Scruté depuis cinquante ans pour sa politique d’aménagement linguistique, le Canada a mis en place un arsenal juridique imposant. Mais le bilinguisme officiel demande un éclairage historique et politique pour en cerner les équivoques. Si la politique fédérale a permis de soutenir les minorités dispersées d’un océan à l’autre, seule l’affirmation du Québec par ses propres lois a consolidé la langue de Molière et de Michel Tremblay. Aujourd’hui, le français n’a jamais eu autant de locuteurs en Amérique du Nord, mais son poids relatif s’effrite et engage l’État comme la Belle Province à imaginer de nouvelles approches.

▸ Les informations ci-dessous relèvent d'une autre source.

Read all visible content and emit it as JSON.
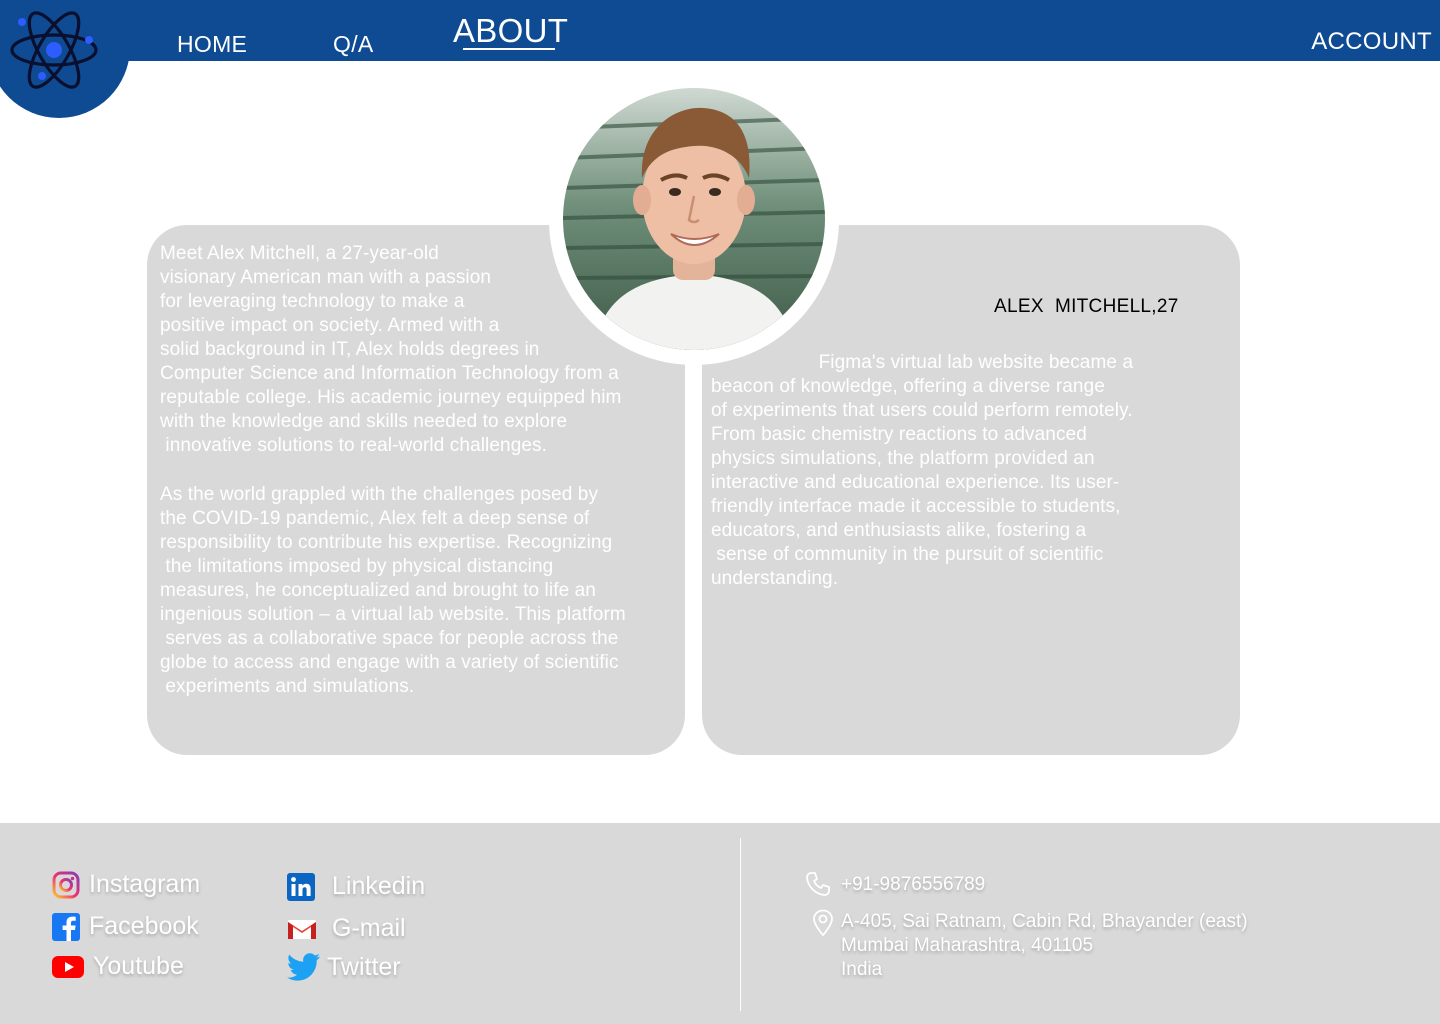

Selon le dernier recensement de 2021, 10,7 millions de Canadiens disent soutenir une conversation en français, mais seulement 7 millions le parlent de façon prédominante à la maison, soit 19 % de la population — contre 25,7 % en 1971. Après avoir augmenté dans la seconde moitié du XXe siècle, le bilinguisme plafonne : en 2021, 18 % des Canadiens disaient pouvoir converser tant en français qu’en anglais. Ce taux était de 12,2 % en 1961 et déjà de 17,7 % en 2001. Il progresse (…)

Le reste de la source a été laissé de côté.